C’est lourd. C’est dur. C’est blessé. C’est blessant. La vie humaine.
Ça fait mal. Ça sent fort, mauvais parfois. Ça hérisse le poil. Ça tousse, ça s’étrangle et ça s’étouffe en une cachexie finale. Je ne dis pas cela par goût morbide, indécent en ces temps douloureux. Je dis seulement ce que chacun peut expérimenter, chaque jour.
Mais, déjà, j’entends les commentaires : ce n’est pas que ça ! C’est aussi beau, chaud, parfumé, doux, désirable, vibrant.

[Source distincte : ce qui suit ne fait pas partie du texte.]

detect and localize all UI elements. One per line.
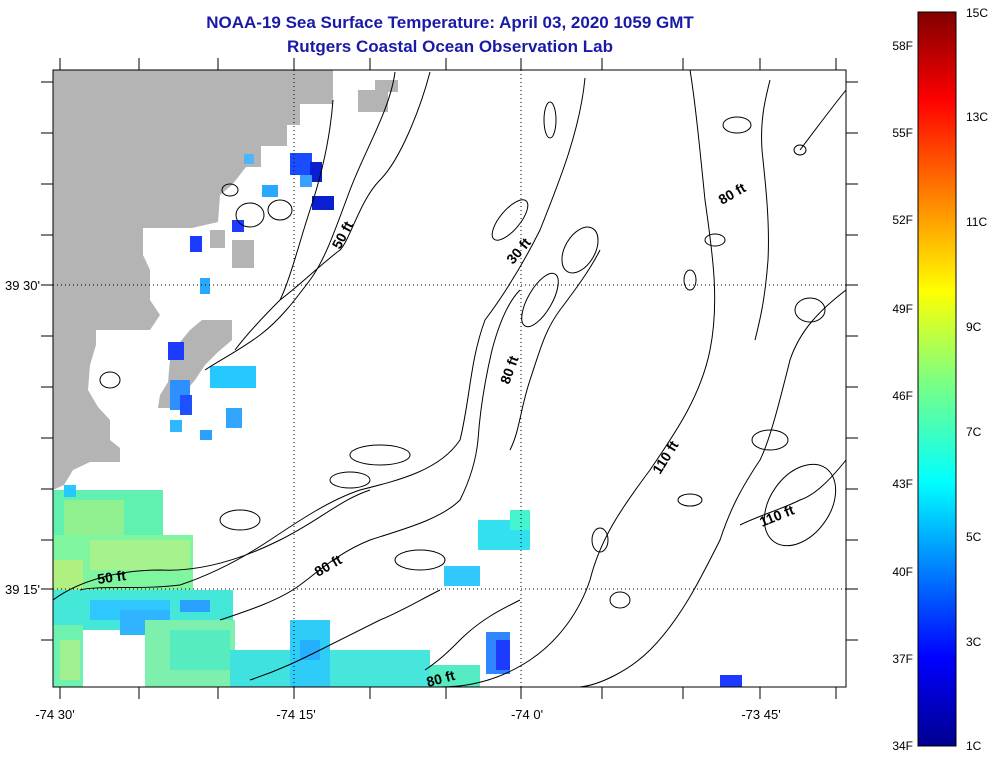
c-label: 13C — [966, 110, 988, 124]
longitude-labels: -74 30' -74 15' -74 0' -73 45' — [35, 707, 780, 722]
lat-label: 39 15' — [5, 582, 40, 597]
c-label: 3C — [966, 635, 982, 649]
c-label: 9C — [966, 320, 982, 334]
f-label: 37F — [892, 652, 913, 666]
f-label: 49F — [892, 302, 913, 316]
f-label: 52F — [892, 213, 913, 227]
f-label: 34F — [892, 739, 913, 753]
latitude-labels: 39 30' 39 15' — [5, 278, 40, 597]
frame-ticks — [41, 58, 858, 699]
graticule — [53, 70, 846, 687]
colorbar-celsius-labels: 15C 13C 11C 9C 7C 5C 3C 1C — [966, 6, 988, 753]
map-subtitle: Rutgers Coastal Ocean Observation Lab — [287, 37, 613, 56]
c-label: 7C — [966, 425, 982, 439]
map-title: NOAA-19 Sea Surface Temperature: April 0… — [206, 13, 694, 32]
lon-label: -74 15' — [276, 707, 315, 722]
temperature-colorbar — [917, 11, 957, 747]
c-label: 5C — [966, 530, 982, 544]
f-label: 40F — [892, 565, 913, 579]
contour-label: 80 ft — [425, 667, 457, 690]
sst-pixels — [53, 153, 742, 687]
contour-label: 50 ft — [96, 567, 127, 587]
c-label: 11C — [966, 215, 987, 229]
colorbar-fahrenheit-labels: 58F 55F 52F 49F 46F 43F 40F 37F 34F — [892, 39, 913, 753]
f-label: 43F — [892, 477, 913, 491]
f-label: 46F — [892, 389, 913, 403]
lon-label: -73 45' — [741, 707, 780, 722]
lon-label: -74 0' — [511, 707, 543, 722]
bathymetry-contours — [53, 70, 846, 687]
c-label: 1C — [966, 739, 982, 753]
lon-label: -74 30' — [35, 707, 74, 722]
land-area — [53, 70, 333, 490]
c-label: 15C — [966, 6, 988, 20]
lat-label: 39 30' — [5, 278, 40, 293]
land-patch — [210, 80, 398, 268]
f-label: 55F — [892, 126, 913, 140]
f-label: 58F — [892, 39, 913, 53]
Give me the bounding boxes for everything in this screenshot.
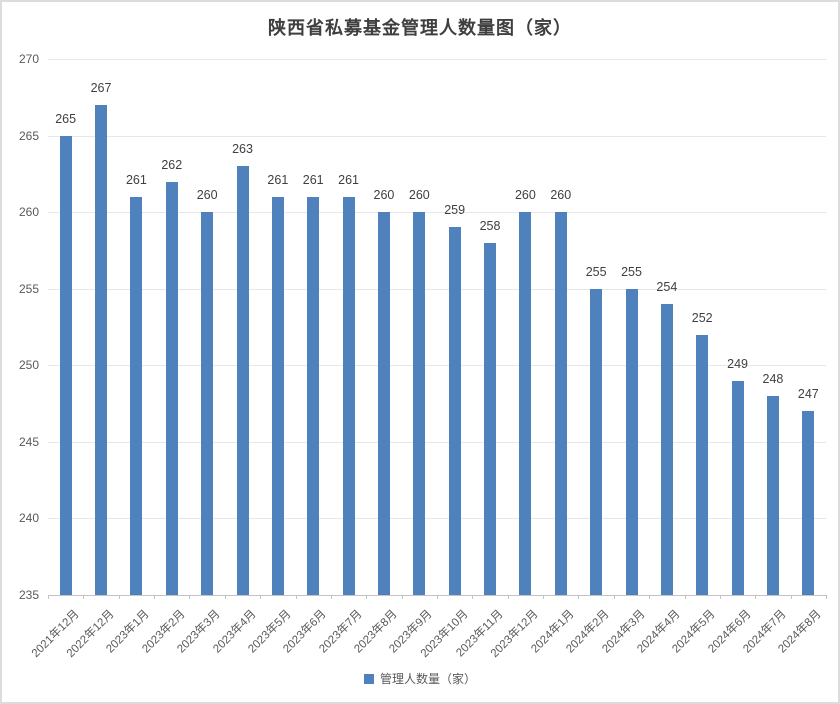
legend-series-swatch — [363, 673, 374, 684]
x-axis-tick — [154, 595, 156, 599]
gridline — [48, 288, 826, 290]
bar-value-label: 262 — [161, 157, 183, 172]
x-axis-tick — [684, 595, 686, 599]
bar-value-label: 260 — [373, 188, 395, 203]
x-axis-tick — [826, 595, 827, 599]
bar-value-label: 255 — [621, 264, 642, 279]
bar-value-label: 260 — [408, 188, 430, 203]
bar-value-label: 263 — [232, 142, 253, 157]
x-axis-tick — [507, 595, 509, 599]
bar-value-label: 265 — [55, 111, 77, 126]
bar-2024年6月 — [731, 380, 744, 595]
y-axis-tick-label: 270 — [18, 52, 39, 66]
x-axis-tick — [48, 595, 49, 599]
bar-2022年12月 — [95, 104, 108, 595]
bar-2023年8月 — [377, 212, 390, 595]
bar-2023年9月 — [413, 212, 426, 595]
x-axis-tick — [224, 595, 226, 599]
x-axis-tick — [437, 595, 438, 599]
bar-value-label: 261 — [338, 172, 359, 187]
bar-2023年4月 — [236, 166, 249, 595]
bar-2023年11月 — [484, 242, 497, 595]
bar-2023年10月 — [448, 227, 461, 595]
y-axis-tick-label: 265 — [18, 128, 39, 143]
bar-2023年2月 — [165, 181, 178, 595]
x-axis-tick — [330, 595, 332, 599]
bar-2023年1月 — [130, 196, 143, 595]
x-axis-tick — [543, 595, 545, 599]
x-axis-tick — [790, 595, 792, 599]
bar-value-label: 267 — [90, 80, 112, 95]
bar-2024年7月 — [766, 395, 779, 595]
x-axis-tick — [118, 595, 120, 599]
x-axis-tick — [260, 595, 262, 599]
bar-value-label: 259 — [444, 203, 466, 218]
legend-series-label: 管理人数量（家） — [379, 672, 476, 686]
bar-value-label: 254 — [656, 280, 678, 295]
bar-2024年4月 — [660, 304, 673, 595]
bar-2023年3月 — [201, 212, 214, 595]
bar-2024年3月 — [625, 288, 638, 595]
bar-value-label: 261 — [125, 172, 147, 187]
bar-2024年2月 — [590, 288, 603, 595]
gridline — [48, 135, 826, 137]
bar-value-label: 247 — [797, 387, 819, 402]
y-axis-tick-label: 250 — [18, 358, 39, 373]
gridline — [48, 518, 826, 520]
x-axis-tick — [649, 595, 651, 599]
gridline — [48, 365, 826, 367]
bar-2023年5月 — [271, 196, 284, 595]
bar-value-label: 261 — [267, 172, 289, 187]
y-axis-tick-label: 255 — [18, 281, 39, 296]
bar-value-label: 258 — [479, 218, 501, 233]
bar-value-label: 261 — [302, 172, 324, 187]
y-axis-tick-label: 240 — [18, 511, 39, 526]
bar-2024年8月 — [802, 411, 815, 595]
x-axis-tick — [613, 595, 615, 599]
y-axis-tick-label: 260 — [18, 205, 39, 220]
y-axis-tick-label: 235 — [18, 588, 39, 602]
bar-2023年7月 — [342, 196, 355, 595]
gridline — [48, 212, 826, 214]
x-axis-tick — [366, 595, 368, 599]
legend: 管理人数量（家） — [2, 670, 838, 687]
bar-value-label: 260 — [196, 188, 218, 203]
x-axis-tick — [755, 595, 757, 599]
bar-value-label: 248 — [762, 371, 784, 386]
x-axis-tick — [401, 595, 403, 599]
bar-value-label: 260 — [514, 188, 536, 203]
y-axis-tick-label: 245 — [18, 434, 39, 449]
gridline — [48, 441, 826, 443]
bar-2023年12月 — [519, 212, 532, 595]
x-axis-tick — [295, 595, 297, 599]
bar-value-label: 255 — [585, 264, 607, 279]
chart-title: 陕西省私募基金管理人数量图（家） — [268, 18, 572, 39]
bar-value-label: 249 — [727, 356, 748, 371]
bar-2023年6月 — [307, 196, 320, 595]
x-axis-tick — [578, 595, 580, 599]
bar-2021年12月 — [59, 135, 72, 595]
x-axis-tick — [189, 595, 191, 599]
bar-value-label: 252 — [691, 310, 713, 325]
x-axis-tick — [472, 595, 474, 599]
x-axis-tick — [719, 595, 721, 599]
bar-2024年5月 — [696, 334, 709, 595]
bar-value-label: 260 — [550, 188, 572, 203]
x-axis-tick — [83, 595, 85, 599]
bar-2024年1月 — [554, 212, 567, 595]
gridline — [48, 59, 826, 60]
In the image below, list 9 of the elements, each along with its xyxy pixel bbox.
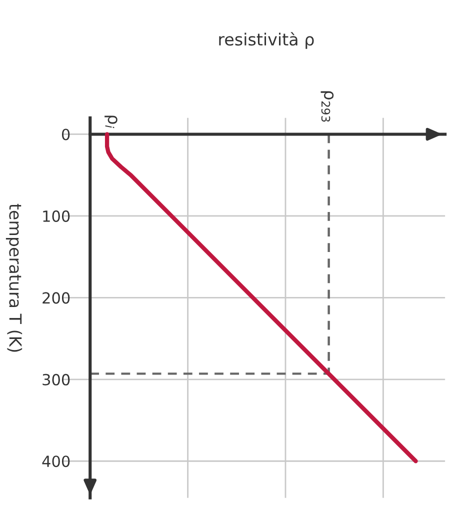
ref-line-label: ρ$_{293}$ [320, 91, 334, 122]
y-tick-label: 100 [43, 210, 70, 222]
y-tick-label: 200 [42, 292, 70, 304]
x-axis-title: resistività ρ [219, 32, 314, 49]
annotation: ρ$_{i}$ [104, 116, 118, 128]
y-tick-label: 400 [42, 456, 70, 468]
y-tick-label: 300 [42, 374, 70, 386]
y-axis-title: temperatura T (K) [6, 204, 22, 352]
y-tick-label: 0 [62, 128, 70, 140]
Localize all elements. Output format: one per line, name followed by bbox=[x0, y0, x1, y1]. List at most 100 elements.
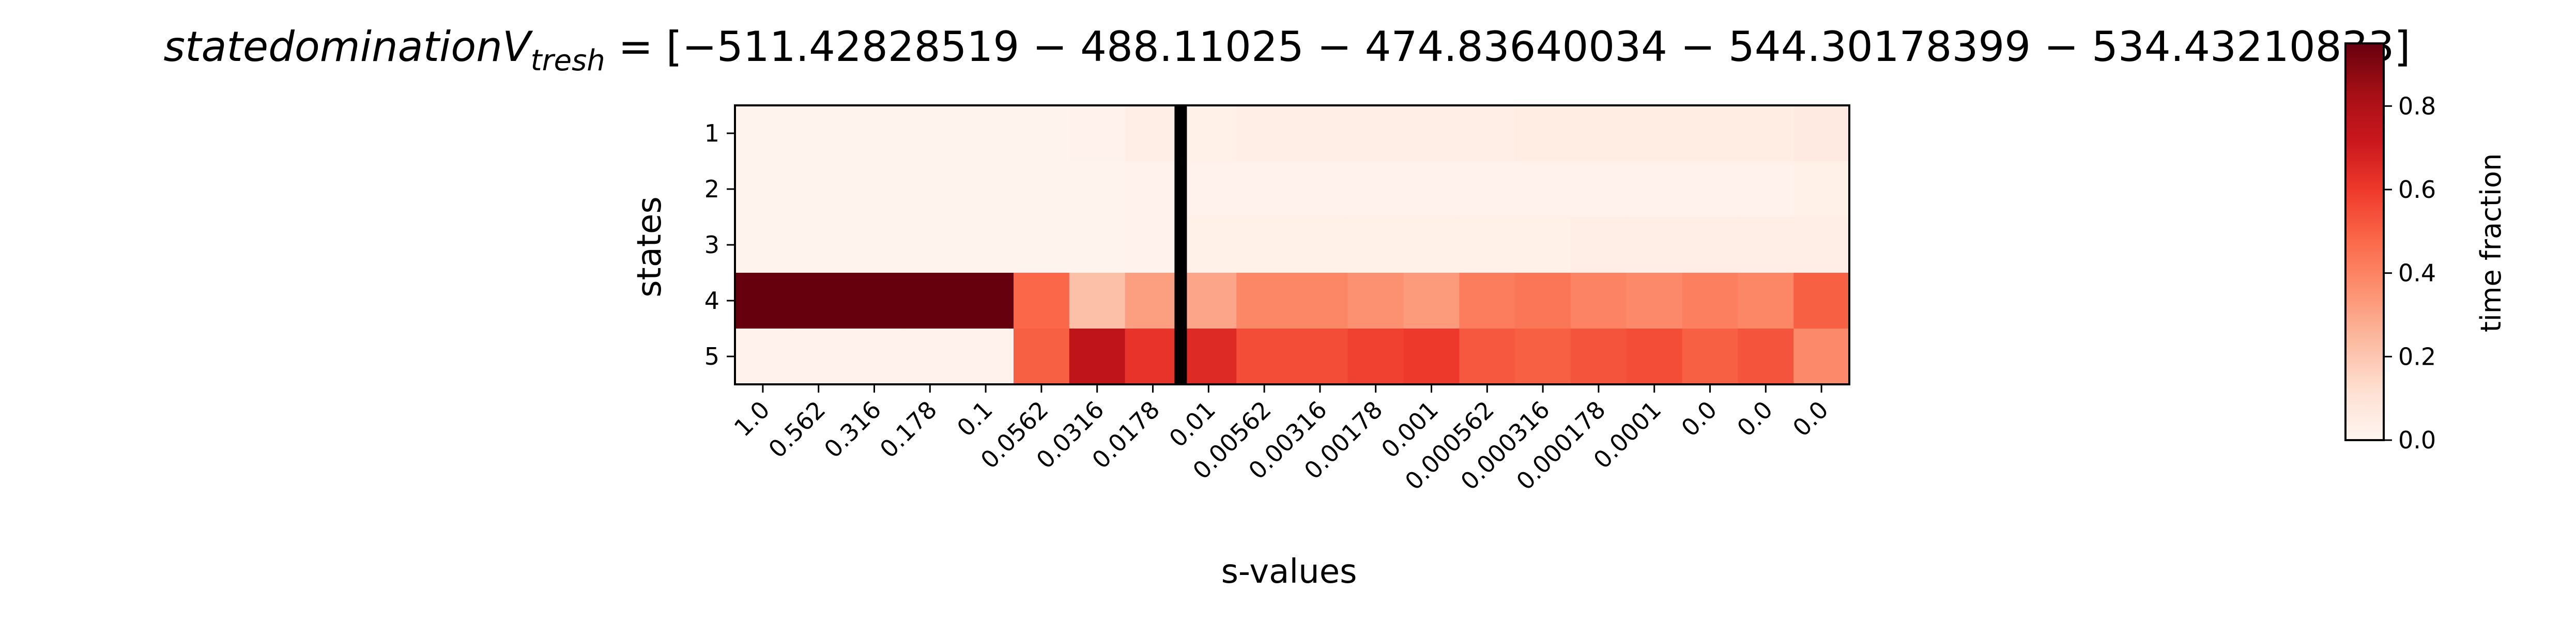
heatmap-cell bbox=[1682, 161, 1738, 217]
y-tick-label: 1 bbox=[704, 119, 719, 147]
y-tick-label: 2 bbox=[704, 175, 719, 203]
heatmap-cell bbox=[1515, 105, 1571, 162]
heatmap-cell bbox=[1403, 161, 1460, 217]
x-tick-label: 0.0 bbox=[1676, 396, 1722, 442]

C’est vivant, un corps humain.Et ils ont raison ! On peut peut-être même dire que sa répugnante matérialité n’est que l’autre face de sa matérialité rayonnante. Et nous ne serions humains que d’être les deux. Et entre les deux, dans l’espace virtuel entre les deux faces, au coeur de la chair, ce serait là que naîtrait l’amour. Il n’y a pas d’autre lieu pour aimer l’humain, pour nous aimer, pour nous aimer les uns les autres, que la chair. Dans sa corporalité, « à pogner » comme disent les Québécois. Saisir à pleines mains ce qui est pourtant insaisissable. Il y a toujours une part de l’autre qui échappe. Maintenir l’écart entre ce que j’en saisis et ce qui échappe, cela s’appelle la pudeur. Bienvenue pudeur qui refuse la méprise, qui maintient la distance, ne prétendant pas montrer ce qui est impossible à voir.
Nous allons bientôt fêter Pâques. La plus grande méprise consiste à en faire la fête de la résurrection. Ou plutôt à faire de la résurrection la sortie du périple humain de Jésus. Comme s’il congédiait, sans pudeur, ses oripeaux humains, qui n’auraient jamais été que doublure. Comme s’il n’avait jamais été vivant. Paradoxalement, cette façon de comprendre la résurrection le privant de toute corporéité le prive de toute vie. Il n’y a de vivant que charnel. Vouloir désincarner Dieu, c’est refuser qu’il puisse être blessé d’humanité, juste pour nous ménager un espace imaginaire qui nous épargnerait notre propre humanité. Parler de résurrection, ne serait-ce au contraire dire qu’en Jésus, Dieu s’incarne à tout jamais ? Qu’il porte en lui la blessure tragique, mais aussi la fraternité éblouie de l’humanité. Pour toujours.